Illumina announced on the date of this article that the Billion Cell Atlas alliance has expanded to include Formation Bio, an AI-native drug developer, plus two additional AI-driven drug discovery partners. The program was introduced in January 2026 with founding members AstraZeneca, Merck, and Eli Lilly and Company.
The Atlas is a genome-wide genetic perturbation dataset designed to capture how cells respond to genetic changes via CRISPR. To date, over 350 million cells have been sequenced, generating upwards of six petabytes of genomic data across hundreds of disease-relevant and healthy cell types. Upon completion, the program will have sequenced one billion individual cells across more than 200 disease-relevant cell lines. The scale and diversity of the dataset can reveal how diseases originate and develop, and potentially how their progression may be reversed.
Rami Mehio, senior vice president and general manager of BioInsight at Illumina, framed the effort as addressing "key bottlenecks across the drug discovery and development continuum." The Atlas enables users to discover and validate novel targets, characterize drug and disease mechanisms of action, and explore potential new indications. For Formation Bio, CEO and co-founder Benjamine Liu explained that the company's model involves identifying and acquiring promising medicines already close to or in the clinic, then using AI to develop them faster and more efficiently. A core part of that model is making better asset-selection and indication decisions, especially for first-in-class programs where evidence is fragmented.
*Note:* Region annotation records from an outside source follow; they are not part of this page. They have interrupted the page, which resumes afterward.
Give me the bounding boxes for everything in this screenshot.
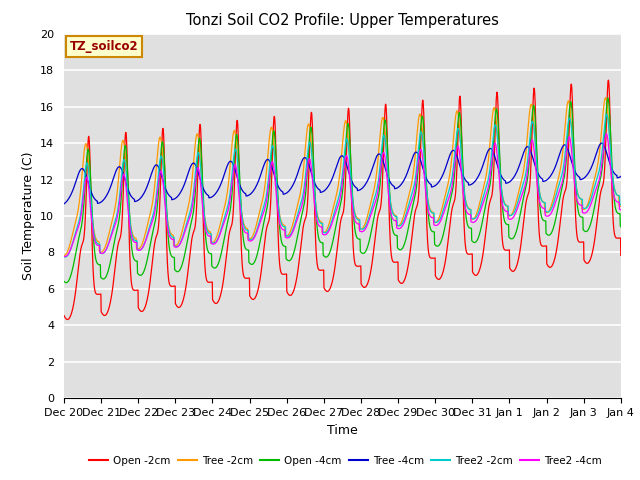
Tree -4cm bbox=[358, 185, 366, 191]
Tree -4cm bbox=[216, 185, 223, 191]
Tree -2cm bbox=[60, 252, 68, 258]
Open -2cm bbox=[63, 317, 71, 323]
Open -2cm bbox=[359, 283, 367, 289]
Text: TZ_soilco2: TZ_soilco2 bbox=[70, 40, 138, 53]
Line: Tree -2cm: Tree -2cm bbox=[64, 98, 621, 255]
Tree -4cm bbox=[60, 201, 68, 207]
Tree2 -2cm bbox=[584, 204, 591, 210]
Open -4cm bbox=[216, 257, 223, 263]
Open -4cm bbox=[504, 222, 512, 228]
Tree2 -4cm bbox=[60, 253, 68, 259]
Tree2 -2cm bbox=[371, 195, 379, 201]
Tree2 -2cm bbox=[60, 254, 68, 260]
Tree2 -4cm bbox=[568, 150, 575, 156]
Open -4cm bbox=[617, 224, 625, 229]
Tree -4cm bbox=[371, 159, 378, 165]
Tree -2cm bbox=[617, 203, 625, 209]
Tree2 -4cm bbox=[359, 228, 367, 234]
Open -2cm bbox=[504, 247, 512, 253]
Tree -2cm bbox=[371, 184, 378, 190]
Tree -4cm bbox=[568, 158, 575, 164]
Open -2cm bbox=[371, 238, 379, 243]
Tree -2cm bbox=[583, 203, 591, 209]
Tree -2cm bbox=[568, 124, 575, 130]
Open -2cm bbox=[584, 261, 591, 266]
Tree -4cm bbox=[598, 140, 605, 146]
Open -4cm bbox=[604, 95, 612, 101]
Title: Tonzi Soil CO2 Profile: Upper Temperatures: Tonzi Soil CO2 Profile: Upper Temperatur… bbox=[186, 13, 499, 28]
Open -4cm bbox=[584, 228, 591, 234]
Tree2 -4cm bbox=[504, 216, 512, 222]
Tree -4cm bbox=[617, 174, 625, 180]
Line: Open -2cm: Open -2cm bbox=[64, 80, 621, 320]
Tree2 -2cm bbox=[568, 129, 575, 135]
Line: Tree -4cm: Tree -4cm bbox=[64, 143, 621, 204]
Tree -4cm bbox=[504, 180, 512, 186]
Tree -2cm bbox=[602, 95, 609, 101]
Legend: Open -2cm, Tree -2cm, Open -4cm, Tree -4cm, Tree2 -2cm, Tree2 -4cm: Open -2cm, Tree -2cm, Open -4cm, Tree -4… bbox=[85, 452, 606, 470]
X-axis label: Time: Time bbox=[327, 424, 358, 437]
Tree2 -4cm bbox=[602, 131, 610, 137]
Tree2 -2cm bbox=[504, 212, 512, 217]
Tree -2cm bbox=[216, 225, 223, 231]
Tree2 -4cm bbox=[371, 201, 379, 207]
Open -2cm bbox=[617, 252, 625, 258]
Open -4cm bbox=[63, 280, 70, 286]
Open -2cm bbox=[216, 296, 223, 301]
Open -2cm bbox=[568, 85, 575, 91]
Tree2 -2cm bbox=[216, 231, 223, 237]
Open -4cm bbox=[568, 105, 575, 111]
Tree -2cm bbox=[358, 226, 366, 231]
Open -2cm bbox=[60, 313, 68, 319]
Tree2 -2cm bbox=[617, 202, 625, 208]
Tree -2cm bbox=[504, 213, 512, 218]
Tree2 -4cm bbox=[216, 233, 223, 239]
Line: Tree2 -4cm: Tree2 -4cm bbox=[64, 134, 621, 256]
Open -4cm bbox=[371, 211, 379, 216]
Tree2 -2cm bbox=[61, 254, 69, 260]
Tree2 -4cm bbox=[61, 253, 68, 259]
Tree2 -2cm bbox=[603, 111, 611, 117]
Line: Tree2 -2cm: Tree2 -2cm bbox=[64, 114, 621, 257]
Tree2 -4cm bbox=[617, 207, 625, 213]
Open -4cm bbox=[60, 278, 68, 284]
Open -4cm bbox=[359, 251, 367, 256]
Open -2cm bbox=[605, 77, 612, 83]
Tree -4cm bbox=[583, 172, 591, 178]
Line: Open -4cm: Open -4cm bbox=[64, 98, 621, 283]
Y-axis label: Soil Temperature (C): Soil Temperature (C) bbox=[22, 152, 35, 280]
Tree2 -4cm bbox=[584, 209, 591, 215]
Tree2 -2cm bbox=[359, 227, 367, 232]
By leveraging the Illumina Billion Cell Atlas to credential therapeutic-area hypotheses and target-indication pairs against cell-specific causal biology, combined with genetics, human biology, translational evidence, and clinical data, Formation Bio can improve its ability to choose the right assets, indications, patients, and trial designs—and ultimately increase the probability that important new medicines reach patients.
Kyle Farh, vice president of Artificial Intelligence at Illumina, noted that "the next frontier of AI in biology hinges on the creation of foundational training datasets," adding that up until now most single-cell data has been observational and that Illumina aims to change that paradigm.
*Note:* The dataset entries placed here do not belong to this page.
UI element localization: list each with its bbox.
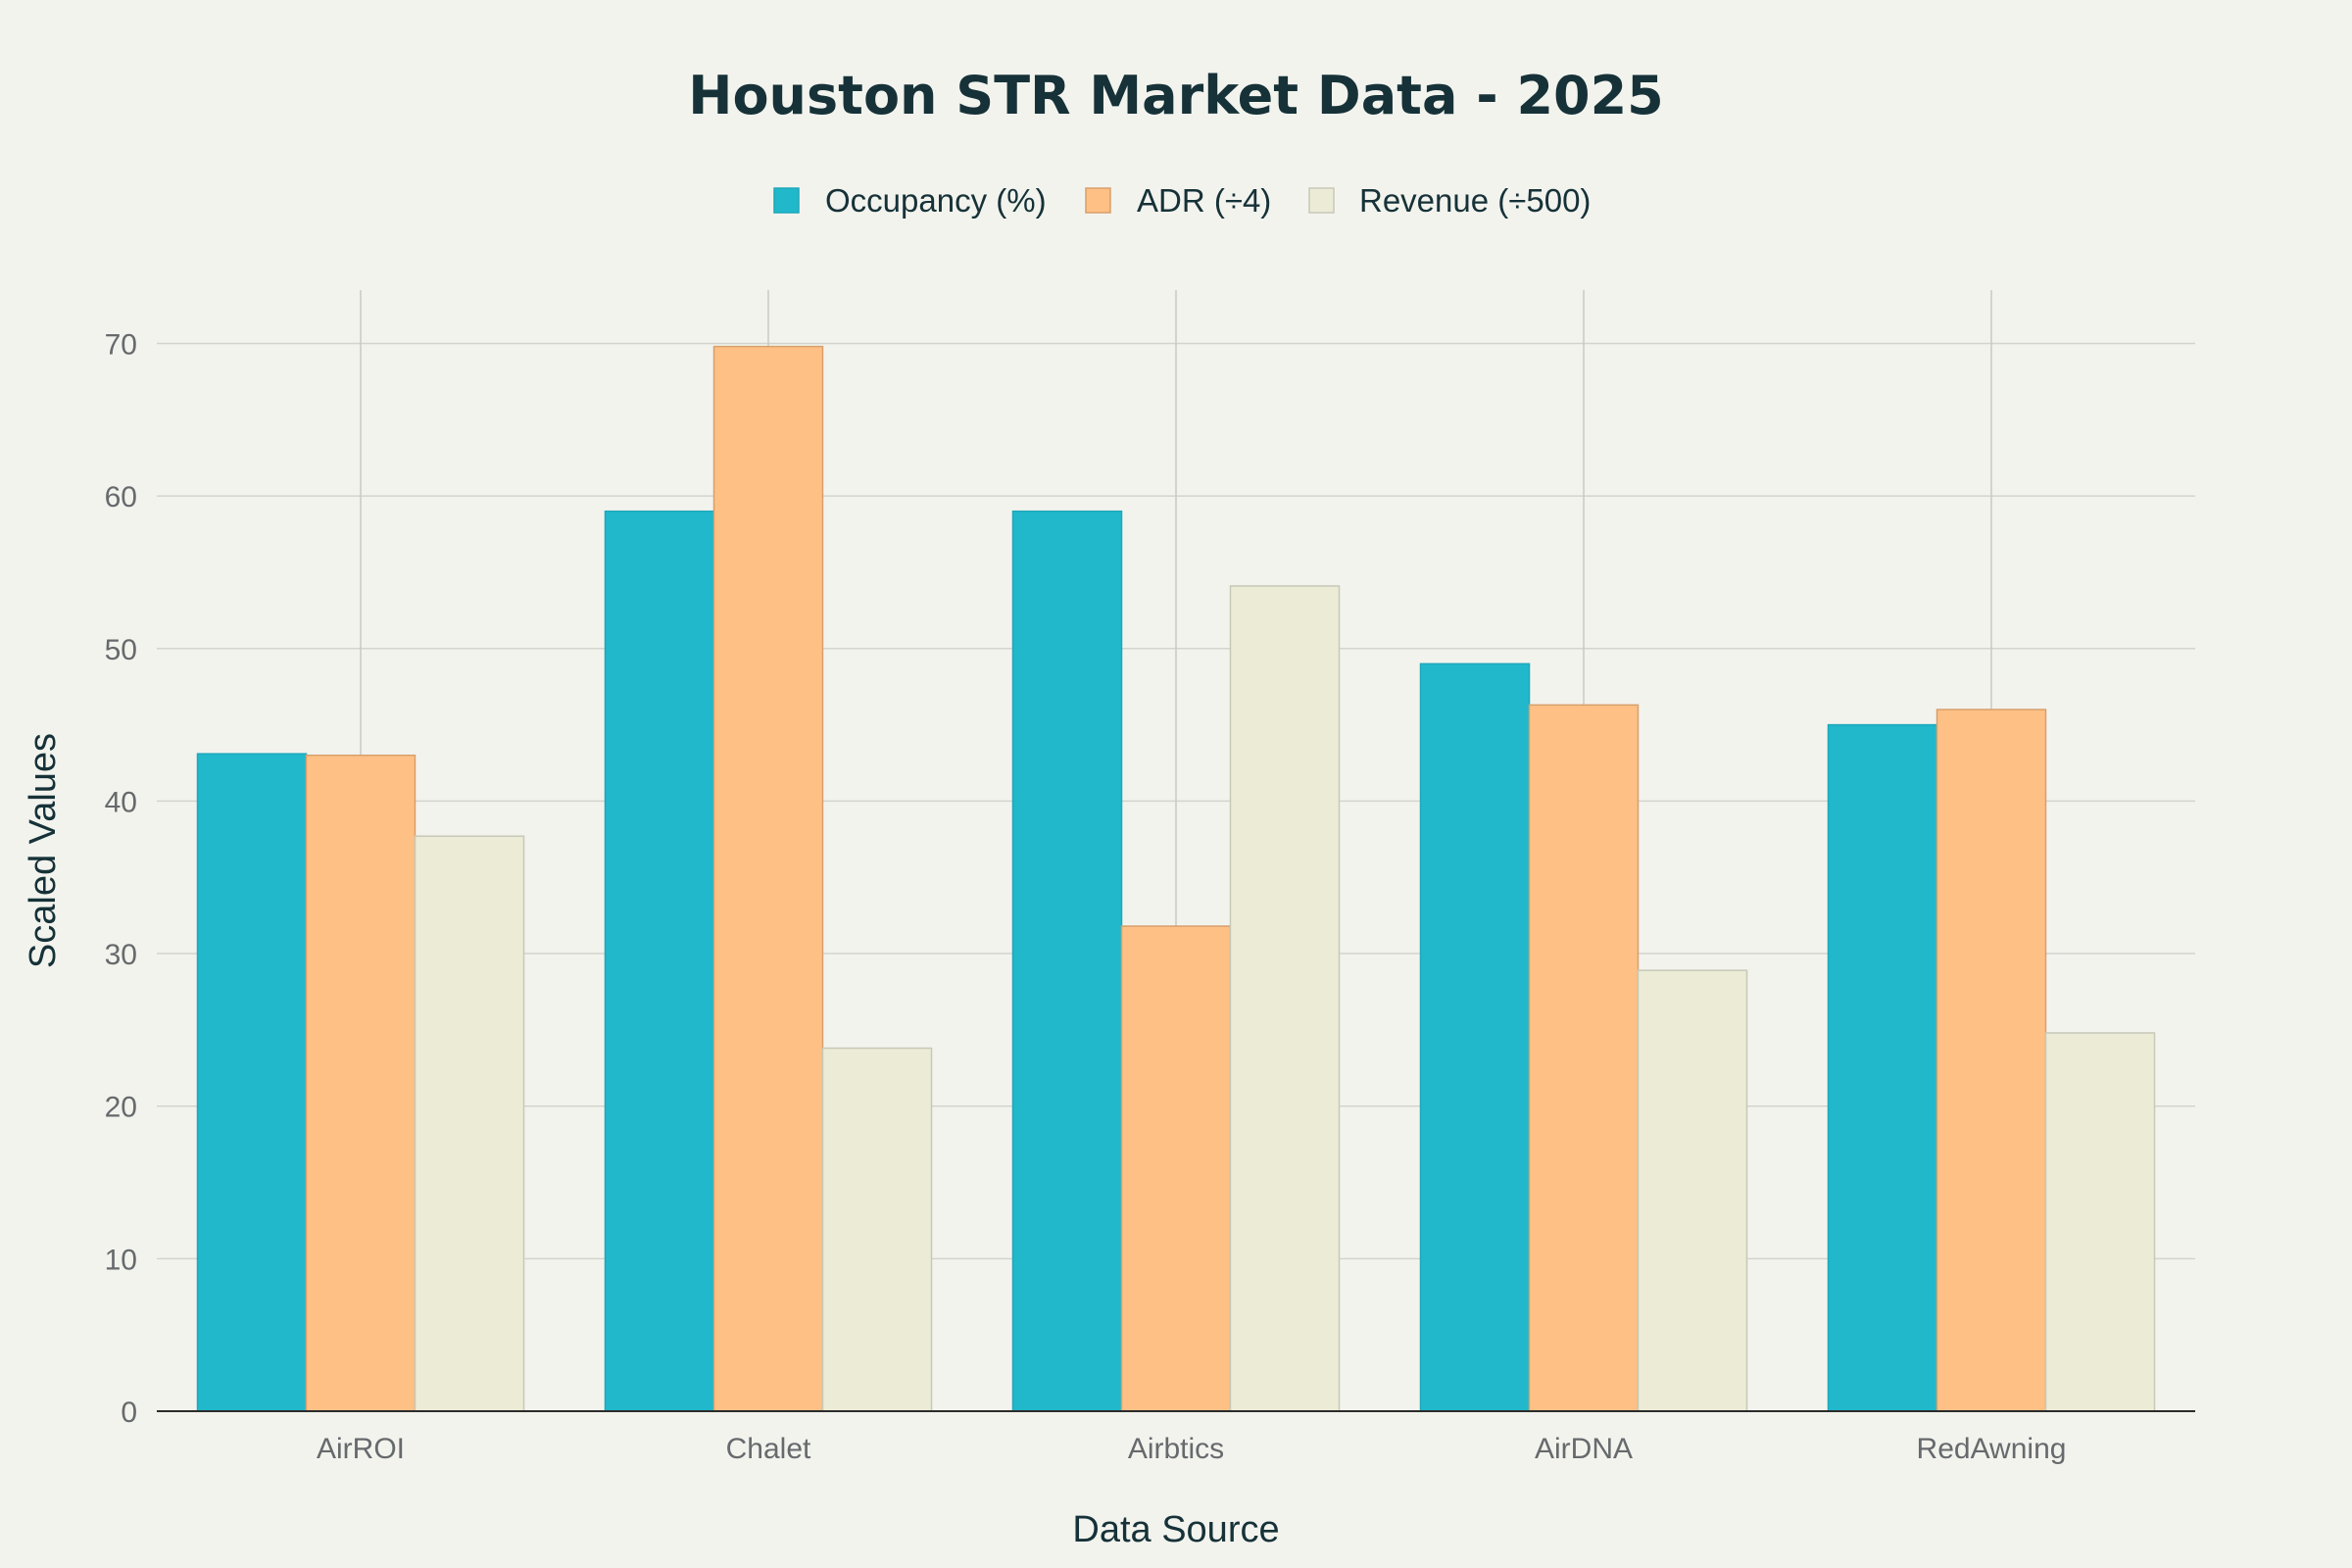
- legend-swatch: [1085, 187, 1111, 214]
- y-tick-label: 10: [105, 1244, 137, 1276]
- axes: 0 10 20 30 40 50 60 70 AirROI Chalet Airbtics AirDN…: [105, 328, 2195, 1465]
- bar: [604, 510, 715, 1412]
- chart-title: Houston STR Market Data - 2025: [688, 65, 1663, 126]
- bar: [1229, 585, 1341, 1412]
- bar: [1419, 662, 1531, 1412]
- y-tick-label: 0: [121, 1396, 137, 1429]
- legend-label: Occupancy (%): [825, 182, 1047, 219]
- bar: [1120, 925, 1232, 1412]
- bar: [821, 1047, 933, 1412]
- legend-swatch: [773, 187, 800, 214]
- legend-swatch: [1308, 187, 1335, 214]
- bar: [1827, 723, 1938, 1412]
- bar: [1936, 709, 2047, 1412]
- legend-label: ADR (÷4): [1137, 182, 1271, 219]
- bar: [2044, 1032, 2156, 1412]
- y-axis-title: Scaled Values: [23, 733, 64, 968]
- bar: [1011, 510, 1123, 1412]
- legend-label: Revenue (÷500): [1359, 182, 1591, 219]
- bar: [1528, 704, 1640, 1412]
- y-tick-label: 40: [105, 786, 137, 818]
- legend-item: Revenue (÷500): [1308, 182, 1591, 219]
- x-tick-label: Airbtics: [1128, 1433, 1224, 1465]
- x-tick-label: AirROI: [317, 1433, 405, 1465]
- bars: [196, 345, 2156, 1412]
- y-tick-label: 50: [105, 634, 137, 666]
- y-tick-label: 30: [105, 939, 137, 971]
- legend: Occupancy (%) ADR (÷4) Revenue (÷500): [773, 182, 1591, 219]
- y-tick-label: 70: [105, 328, 137, 361]
- bar: [196, 753, 308, 1412]
- bar: [1637, 969, 1748, 1412]
- x-tick-label: Chalet: [726, 1433, 811, 1465]
- x-tick-label: RedAwning: [1917, 1433, 2067, 1465]
- y-tick-label: 20: [105, 1092, 137, 1124]
- x-axis-title: Data Source: [1072, 1509, 1279, 1550]
- legend-item: Occupancy (%): [773, 182, 1047, 219]
- bar: [305, 754, 416, 1412]
- x-tick-label: AirDNA: [1535, 1433, 1633, 1465]
- legend-item: ADR (÷4): [1085, 182, 1271, 219]
- y-tick-label: 60: [105, 481, 137, 514]
- bar: [414, 835, 525, 1412]
- bar: [712, 345, 824, 1412]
The Illumina Billion Cell Atlas represents a shift in how drug discovery leverages biological data at scale. Launched in January 2026, the program was built to address bottlenecks across drug development: identifying what targets to pursue, understanding why drugs succeed or fail, and selecting the right patient populations for clinical trials. The addition of Formation Bio and two other AI-driven companies signals confidence that machine-learning models trained on large, diverse biological datasets can improve the rigor of asset selection—a critical decision point where many first-in-class medicines fail because their target biology is compelling but clinical evidence is sparse.
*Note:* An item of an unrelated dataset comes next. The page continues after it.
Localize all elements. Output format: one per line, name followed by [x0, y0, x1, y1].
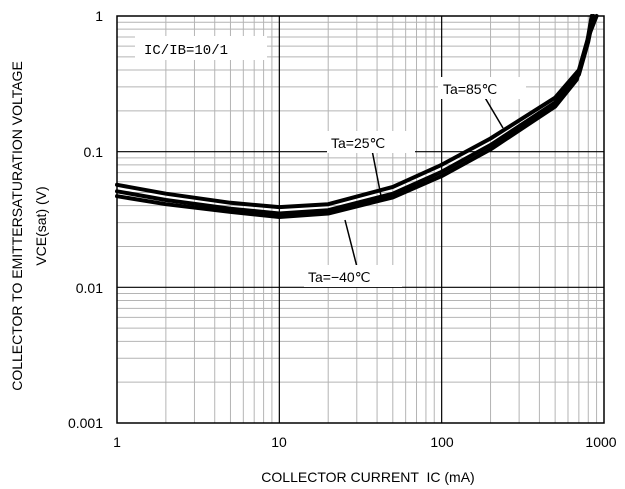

Formation Bio's stated model—acquiring promising drugs close to or in the clinic and using AI to develop them faster—aligns directly with what the Atlas enables: using single-cell perturbation data to build more precise models of how candidate drugs interact with disease biology and to identify patient subgroups most likely to respond. By integrating the Atlas's cell-state-specific data with genetic, translational, and clinical evidence, developers can more rigorously credential target-indication pairs before investing in expensive clinical trials. This capability is particularly valuable for first-in-class programs, where the clinical precedent is limited and the stakes are high.